Les problèmes du fonctionnement des deux conseils sont pourtant bien connus. L’opacité est de mise (quel est le citoyen qui peut se targuer de connaître le vote de ses ministres en Conseil ?), il s’agit d’un pouvoir exécutif (donc, pour la majorité, non directement élu) exerçant un rôle législatif et dont la responsabilité est avant tout national. Publiquement et électoralement, ces politiques n’endossent, ni assument le rôle qu’ils jouent dans le processus législatif européen et, plus largement, dans l’orientation politique donnée au continent (au niveau des chefs d’Etat). Nombre d’experts expliquent, à raison, que ce lien entre le pouvoir exécutif des Etats et le processus décisionnel européen est indispensable de par la nature de l’Europe (un pouvoir législatif étendu basé sur une exécution nationale des décisions prises).
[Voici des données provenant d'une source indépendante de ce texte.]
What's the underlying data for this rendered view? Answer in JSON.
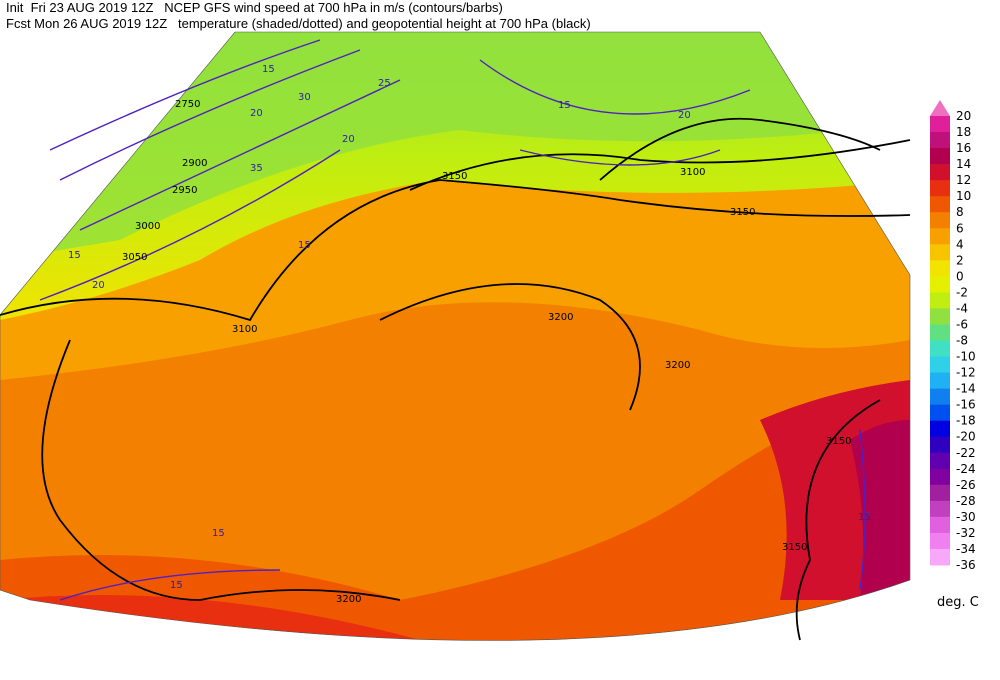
{
  "header": {
    "init": "Init  Fri 23 AUG 2019 12Z",
    "title1": "NCEP GFS wind speed at 700 hPa in m/s (contours/barbs)",
    "fcst": "Fcst Mon 26 AUG 2019 12Z",
    "title2": "temperature (shaded/dotted) and geopotential height at 700 hPa (black)"
  },
  "colorbar": {
    "ticks": [
      20,
      18,
      16,
      14,
      12,
      10,
      8,
      6,
      4,
      2,
      0,
      -2,
      -4,
      -6,
      -8,
      -10,
      -12,
      -14,
      -16,
      -18,
      -20,
      -22,
      -24,
      -26,
      -28,
      -30,
      -32,
      -34,
      -36
    ],
    "colors": [
      "#e0209a",
      "#c0107a",
      "#b0004e",
      "#d0102c",
      "#e83010",
      "#f05800",
      "#f48000",
      "#f8a000",
      "#f8c400",
      "#f0e400",
      "#e4f000",
      "#c0ee10",
      "#90e040",
      "#60e080",
      "#40e0c4",
      "#30d0e8",
      "#20b0f4",
      "#1080f0",
      "#0050f0",
      "#0000e0",
      "#3000c0",
      "#6000b0",
      "#8000a0",
      "#a020a0",
      "#c040c0",
      "#e060e0",
      "#f080f0",
      "#f8a8f8"
    ],
    "top_color": "#f070c0",
    "unit": "deg. C"
  },
  "contours": {
    "labels": [
      "3150",
      "3150",
      "3200",
      "3200",
      "3100",
      "3000",
      "2950",
      "2900",
      "2750",
      "3150",
      "3150",
      "3200",
      "3100",
      "3050"
    ],
    "wind": [
      "15",
      "20",
      "25",
      "30",
      "35",
      "20",
      "15",
      "20",
      "15",
      "20",
      "15",
      "15",
      "15",
      "15"
    ]
  }
}
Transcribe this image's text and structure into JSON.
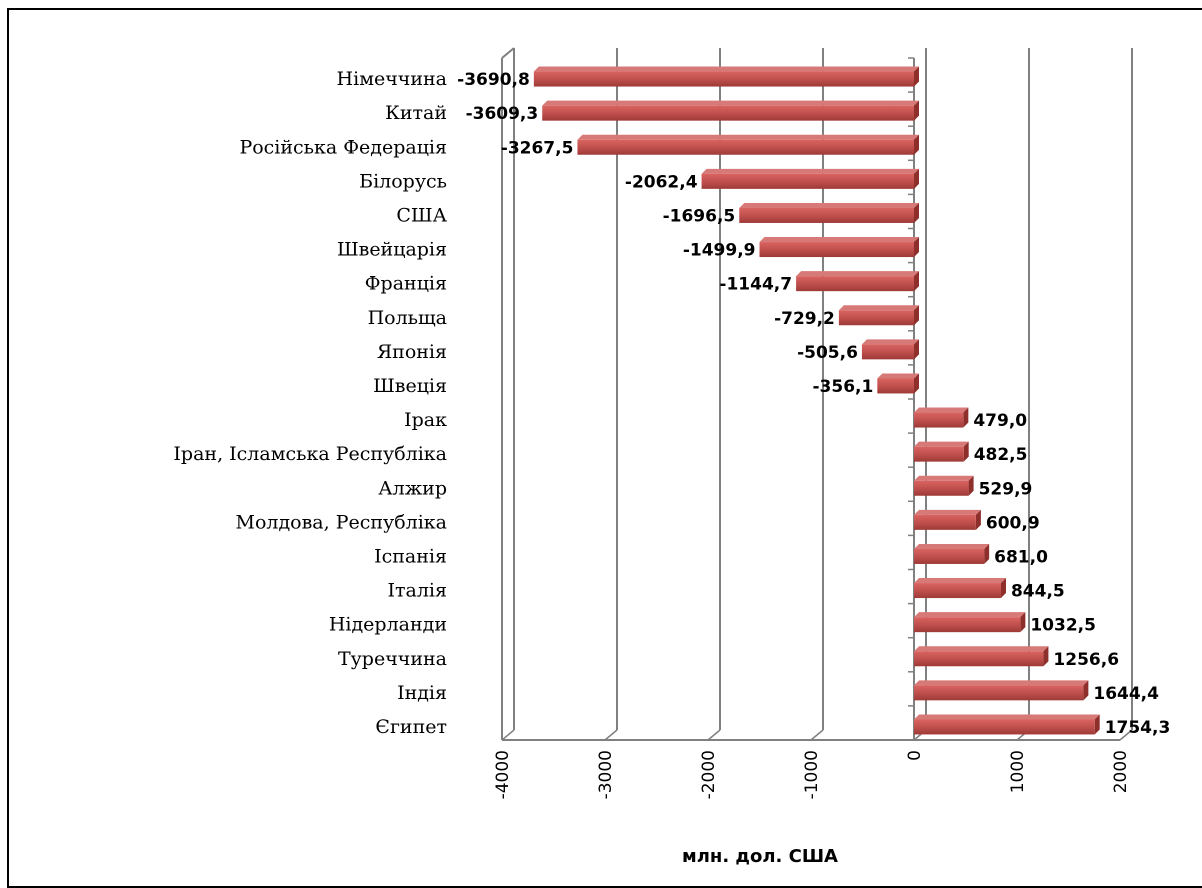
{
  "chart_data": {
    "type": "bar",
    "orientation": "horizontal",
    "categories": [
      "Німеччина",
      "Китай",
      "Російська Федерація",
      "Білорусь",
      "США",
      "Швейцарія",
      "Франція",
      "Польща",
      "Японія",
      "Швеція",
      "Ірак",
      "Іран, Ісламська Республіка",
      "Алжир",
      "Молдова, Республіка",
      "Іспанія",
      "Італія",
      "Нідерланди",
      "Туреччина",
      "Індія",
      "Єгипет"
    ],
    "values": [
      -3690.8,
      -3609.3,
      -3267.5,
      -2062.4,
      -1696.5,
      -1499.9,
      -1144.7,
      -729.2,
      -505.6,
      -356.1,
      479.0,
      482.5,
      529.9,
      600.9,
      681.0,
      844.5,
      1032.5,
      1256.6,
      1644.4,
      1754.3
    ],
    "value_labels": [
      "-3690,8",
      "-3609,3",
      "-3267,5",
      "-2062,4",
      "-1696,5",
      "-1499,9",
      "-1144,7",
      "-729,2",
      "-505,6",
      "-356,1",
      "479,0",
      "482,5",
      "529,9",
      "600,9",
      "681,0",
      "844,5",
      "1032,5",
      "1256,6",
      "1644,4",
      "1754,3"
    ],
    "xlim": [
      -4000,
      2000
    ],
    "xticks": [
      -4000,
      -3000,
      -2000,
      -1000,
      0,
      1000,
      2000
    ],
    "xtick_labels": [
      "-4000",
      "-3000",
      "-2000",
      "-1000",
      "0",
      "1000",
      "2000"
    ],
    "xlabel": "млн. дол. США",
    "grid": true,
    "bar_color": "#c0504d"
  }
}
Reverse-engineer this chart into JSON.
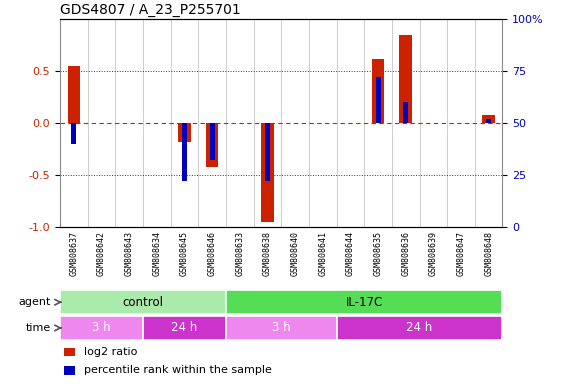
{
  "title": "GDS4807 / A_23_P255701",
  "samples": [
    "GSM808637",
    "GSM808642",
    "GSM808643",
    "GSM808634",
    "GSM808645",
    "GSM808646",
    "GSM808633",
    "GSM808638",
    "GSM808640",
    "GSM808641",
    "GSM808644",
    "GSM808635",
    "GSM808636",
    "GSM808639",
    "GSM808647",
    "GSM808648"
  ],
  "log2_ratio": [
    0.55,
    0.0,
    0.0,
    0.0,
    -0.18,
    -0.42,
    0.0,
    -0.95,
    0.0,
    0.0,
    0.0,
    0.62,
    0.85,
    0.0,
    0.0,
    0.08
  ],
  "percentile": [
    40,
    50,
    50,
    50,
    22,
    32,
    50,
    22,
    50,
    50,
    50,
    72,
    60,
    50,
    50,
    52
  ],
  "ylim": [
    -1.0,
    1.0
  ],
  "right_ylim": [
    0,
    100
  ],
  "yticks_left": [
    -1.0,
    -0.5,
    0.0,
    0.5
  ],
  "yticks_right": [
    0,
    25,
    50,
    75,
    100
  ],
  "agent_groups": [
    {
      "label": "control",
      "start": 0,
      "end": 6,
      "color": "#AAEAAA"
    },
    {
      "label": "IL-17C",
      "start": 6,
      "end": 16,
      "color": "#55DD55"
    }
  ],
  "time_groups": [
    {
      "label": "3 h",
      "start": 0,
      "end": 3,
      "color": "#EE88EE"
    },
    {
      "label": "24 h",
      "start": 3,
      "end": 6,
      "color": "#CC33CC"
    },
    {
      "label": "3 h",
      "start": 6,
      "end": 10,
      "color": "#EE88EE"
    },
    {
      "label": "24 h",
      "start": 10,
      "end": 16,
      "color": "#CC33CC"
    }
  ],
  "bar_color_red": "#CC2200",
  "bar_color_blue": "#0000BB",
  "hline_color": "#CC2200",
  "dotted_line_color": "#333333",
  "bg_color": "#FFFFFF",
  "xticklabel_bg": "#DDDDDD",
  "tick_color_left": "#CC2200",
  "tick_color_right": "#0000BB",
  "legend_items": [
    {
      "color": "#CC2200",
      "label": "log2 ratio"
    },
    {
      "color": "#0000BB",
      "label": "percentile rank within the sample"
    }
  ],
  "red_bar_width": 0.45,
  "blue_bar_width": 0.18
}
Il n’empêche que le cœur du déficit démocratique européen s’y trouve et ne doit pas être trop cherché ailleurs. Les changements cosmétiques dans la nomination du Président de la Commission sont de la poudre aux yeux des électeurs (qui ne seront d’ailleurs probablement pas dupe à en croire les sondages), tout comme les relatifs accroissements des pouvoirs du Parlement. Cela ne signifie pas que cela soit per se des mauvaises idées. Mais à moins d’un changement total du centre de gravité envers ces deux dernières institutions – ce qui est hautement improbable – les politiques nationaux garderont la main à travers le Conseil Européen et le conseil des ministres sur les grandes orientations politiques de l’Europe. Certaines propositions s’apparentent à des ‘quick-wins’, comme la publication des votes de chaque ministre après les réunions du Conseil, ainsi que l’envoi du détail de leur position à leur parlement nationaux respectifs. Un plus grand contrôle (voir un vote en commission) des parlements nationaux sur la position de leur ministre pourrait également être envisagé. Plus copernicien serait d’envisager de rompre le lien entre les exécutifs nationaux (ministres au gouvernement) et les législateurs européens (les mêmes mais au conseil des ministres européens) en prévoyant que les parlements nationaux envoient leur représentant aux différents conseils des ministres (qui ne s’appellerait plus ainsi du coup) ; ce qui personnaliserait du coup la responsabilité du vote au niveau européen.

Aucune de ces propositions ne représente la panacée. Cependant, chaque politicien un tantinet sincère sur le sujet du déficit démocratique européen devrait arrêter de nous servir des sérénades sur le rôle du Parlement et de la Commission et avancer des vraies propositions pour démocratiser les conseils.